Okay, I’ve got the latest version.

Then checked which version of OpenSSL nginx uses. It must be the same in the nginx’s version output:

# nginx -V
built with OpenSSL 1.1.0l  10 Sep 2019 # Right here

Nice! I forget to reinstall nginx. I just reinstalled all required nginx’s packages and got curl response with HTTP/2!

< HTTP/2 200

Now I want to get A+ score on SSLLabs. Don’t ask me why, I don’t know.

How to get A+ score

The next step is to create directory for dhparam and generate cert with OpenSSL.

# mkdir /etc/nginx/ssl
# openssl dhparam -out /etc/nginx/ssl/dhparam.pem 4096

Then I changed SSL settings in /etc/nginx/nginx.conf:

ssl_prefer_server_ciphers on;
ssl_protocols TLSv1.2; # I removed another protocols to get A+ score.

And in each server section for websites’ configs I added:

listen 443 ssl http2; # <- Do not forget to add `http2`

server_name domain.tld;

ssl_certificate     /root/.acme.sh/domain.tld/fullchain.cer;
ssl_certificate_key /root/.acme.sh/domain.tld/domain.tld.key;

ssl_prefer_server_ciphers on;
ssl_protocols TLSv1.2;

ssl_dhparam /etc/nginx/ssl/dhparam.pem; # <- It is required to get A+.

ssl_stapling on;
ssl_stapling_verify on;

# Add HSTS to get extra points:
add_header Strict-Transport-Security "max-age=31536000; includeSubDomains; preload" always;

That’s it!

After all changes and restarting nginx, I’ve had A+ in SSLLabs and HTTP2 response!

Conclusion

Do not forget to check versions of installed packages. It does matter.

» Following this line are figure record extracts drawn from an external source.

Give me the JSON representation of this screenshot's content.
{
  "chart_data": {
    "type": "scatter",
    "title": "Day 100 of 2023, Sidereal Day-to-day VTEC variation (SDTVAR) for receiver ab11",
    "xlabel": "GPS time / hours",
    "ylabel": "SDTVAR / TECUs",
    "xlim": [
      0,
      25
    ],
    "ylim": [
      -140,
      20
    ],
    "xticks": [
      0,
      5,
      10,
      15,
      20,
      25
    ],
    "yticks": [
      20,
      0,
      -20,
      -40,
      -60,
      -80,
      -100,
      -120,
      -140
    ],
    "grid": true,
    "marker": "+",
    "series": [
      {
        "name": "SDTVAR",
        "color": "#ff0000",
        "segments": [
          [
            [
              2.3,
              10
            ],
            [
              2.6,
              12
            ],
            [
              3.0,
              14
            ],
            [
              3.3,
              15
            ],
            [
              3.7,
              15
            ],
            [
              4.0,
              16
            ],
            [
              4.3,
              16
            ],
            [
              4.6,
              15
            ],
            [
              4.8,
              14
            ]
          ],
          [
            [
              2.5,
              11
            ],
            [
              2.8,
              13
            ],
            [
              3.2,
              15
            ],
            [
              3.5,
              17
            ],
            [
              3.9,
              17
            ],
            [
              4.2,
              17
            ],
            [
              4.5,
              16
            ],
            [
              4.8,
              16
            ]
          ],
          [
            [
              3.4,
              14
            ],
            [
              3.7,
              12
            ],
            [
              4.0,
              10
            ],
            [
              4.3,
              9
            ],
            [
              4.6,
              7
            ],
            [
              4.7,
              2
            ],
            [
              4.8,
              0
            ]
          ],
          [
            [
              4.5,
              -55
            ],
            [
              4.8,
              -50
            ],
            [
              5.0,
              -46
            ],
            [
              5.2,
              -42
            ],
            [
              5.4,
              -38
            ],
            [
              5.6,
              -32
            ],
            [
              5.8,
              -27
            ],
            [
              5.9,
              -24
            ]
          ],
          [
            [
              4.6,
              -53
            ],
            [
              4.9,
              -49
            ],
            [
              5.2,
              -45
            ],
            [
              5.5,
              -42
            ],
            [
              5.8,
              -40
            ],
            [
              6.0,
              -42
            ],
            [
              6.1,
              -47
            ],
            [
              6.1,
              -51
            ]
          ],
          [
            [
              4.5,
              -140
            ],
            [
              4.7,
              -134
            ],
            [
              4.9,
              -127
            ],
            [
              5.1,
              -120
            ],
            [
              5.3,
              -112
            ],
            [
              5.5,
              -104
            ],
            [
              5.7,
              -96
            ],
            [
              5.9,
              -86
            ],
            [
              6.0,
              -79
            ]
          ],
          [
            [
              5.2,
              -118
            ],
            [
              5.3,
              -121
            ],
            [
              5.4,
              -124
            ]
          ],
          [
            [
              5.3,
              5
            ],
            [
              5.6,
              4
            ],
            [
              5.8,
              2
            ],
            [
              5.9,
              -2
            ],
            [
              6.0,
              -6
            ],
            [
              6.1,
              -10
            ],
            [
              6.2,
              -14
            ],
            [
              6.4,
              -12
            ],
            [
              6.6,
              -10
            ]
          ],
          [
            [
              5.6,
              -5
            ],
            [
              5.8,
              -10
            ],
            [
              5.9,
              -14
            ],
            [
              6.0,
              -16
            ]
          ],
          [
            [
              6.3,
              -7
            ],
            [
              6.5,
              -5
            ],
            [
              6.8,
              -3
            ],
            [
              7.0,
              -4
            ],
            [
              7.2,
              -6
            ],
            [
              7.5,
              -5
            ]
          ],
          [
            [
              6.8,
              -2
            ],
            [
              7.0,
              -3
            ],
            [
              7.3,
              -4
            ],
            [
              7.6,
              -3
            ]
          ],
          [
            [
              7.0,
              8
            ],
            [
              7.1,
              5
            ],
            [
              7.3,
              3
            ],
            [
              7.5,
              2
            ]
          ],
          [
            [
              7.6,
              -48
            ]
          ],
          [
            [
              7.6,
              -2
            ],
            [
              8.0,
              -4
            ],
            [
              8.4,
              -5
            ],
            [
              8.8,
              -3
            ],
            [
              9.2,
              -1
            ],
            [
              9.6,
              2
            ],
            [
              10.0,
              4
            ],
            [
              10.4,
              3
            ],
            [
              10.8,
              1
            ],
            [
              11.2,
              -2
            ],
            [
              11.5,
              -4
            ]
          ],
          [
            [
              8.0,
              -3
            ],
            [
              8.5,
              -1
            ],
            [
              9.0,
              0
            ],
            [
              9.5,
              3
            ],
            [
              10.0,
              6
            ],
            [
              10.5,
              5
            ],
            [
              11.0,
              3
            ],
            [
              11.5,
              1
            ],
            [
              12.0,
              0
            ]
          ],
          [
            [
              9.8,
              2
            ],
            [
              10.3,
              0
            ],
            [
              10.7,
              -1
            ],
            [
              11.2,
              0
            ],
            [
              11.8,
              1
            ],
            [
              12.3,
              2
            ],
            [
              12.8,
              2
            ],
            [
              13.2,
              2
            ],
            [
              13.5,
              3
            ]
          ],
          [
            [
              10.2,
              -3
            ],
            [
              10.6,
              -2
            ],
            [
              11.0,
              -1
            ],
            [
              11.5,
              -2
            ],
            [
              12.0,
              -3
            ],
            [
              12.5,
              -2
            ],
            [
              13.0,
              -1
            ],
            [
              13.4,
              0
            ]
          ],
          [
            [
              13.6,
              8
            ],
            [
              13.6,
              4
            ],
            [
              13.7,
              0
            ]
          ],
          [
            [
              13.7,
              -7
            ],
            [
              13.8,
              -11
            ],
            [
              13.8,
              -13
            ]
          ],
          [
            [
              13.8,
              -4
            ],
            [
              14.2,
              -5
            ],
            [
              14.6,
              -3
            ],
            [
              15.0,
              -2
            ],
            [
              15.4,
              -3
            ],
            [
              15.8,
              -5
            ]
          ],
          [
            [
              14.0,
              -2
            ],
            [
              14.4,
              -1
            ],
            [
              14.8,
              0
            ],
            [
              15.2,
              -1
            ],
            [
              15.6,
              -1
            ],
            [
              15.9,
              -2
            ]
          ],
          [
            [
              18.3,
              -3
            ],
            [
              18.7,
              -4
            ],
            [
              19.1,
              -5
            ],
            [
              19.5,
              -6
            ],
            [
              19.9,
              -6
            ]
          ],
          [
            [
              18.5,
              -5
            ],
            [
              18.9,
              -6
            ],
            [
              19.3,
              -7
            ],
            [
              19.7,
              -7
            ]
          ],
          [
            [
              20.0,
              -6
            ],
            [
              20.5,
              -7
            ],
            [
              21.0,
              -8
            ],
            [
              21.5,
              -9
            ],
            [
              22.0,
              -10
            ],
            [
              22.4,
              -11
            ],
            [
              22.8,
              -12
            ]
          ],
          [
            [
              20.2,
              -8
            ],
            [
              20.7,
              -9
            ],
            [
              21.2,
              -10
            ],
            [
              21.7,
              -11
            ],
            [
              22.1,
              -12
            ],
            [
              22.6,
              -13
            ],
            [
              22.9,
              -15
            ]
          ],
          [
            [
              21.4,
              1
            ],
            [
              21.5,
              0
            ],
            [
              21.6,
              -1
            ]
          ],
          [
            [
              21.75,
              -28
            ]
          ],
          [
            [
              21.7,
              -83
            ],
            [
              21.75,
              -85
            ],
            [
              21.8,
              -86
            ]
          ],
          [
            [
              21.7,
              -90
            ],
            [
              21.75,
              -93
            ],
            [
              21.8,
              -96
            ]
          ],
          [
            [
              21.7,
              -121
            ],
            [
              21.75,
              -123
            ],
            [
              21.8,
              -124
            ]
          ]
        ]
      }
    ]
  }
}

3 thoughts on “What I’ve learned while migrating my sites to HTTPS with HTTP/2”

  1. Hi!
    Just a few remarks from a former colleague.

    Support for Debian 9 ends on June 30, 2022. For example, support for Ubuntu 20 has been extended until April 2030.

    The “A+” rating from SSL Labs has nothing to do with HTTP/2 or nginx. For example, the HTTP/1.1+Apache website “vpn.your_former_company.com” has had such an assessment for a long time, it was also interesting for me to achieve this. I haven’t even told anyone about it. Nobody cares.

    It would be interesting to also get TLSv1. 3, although there were rumors that it might be banned in Russia.

    My best wishes.

  2. It will be funny if my previous comments have disappeared, being erased by this last one. I don’t see them. However, all this does not matter. Happy moderation!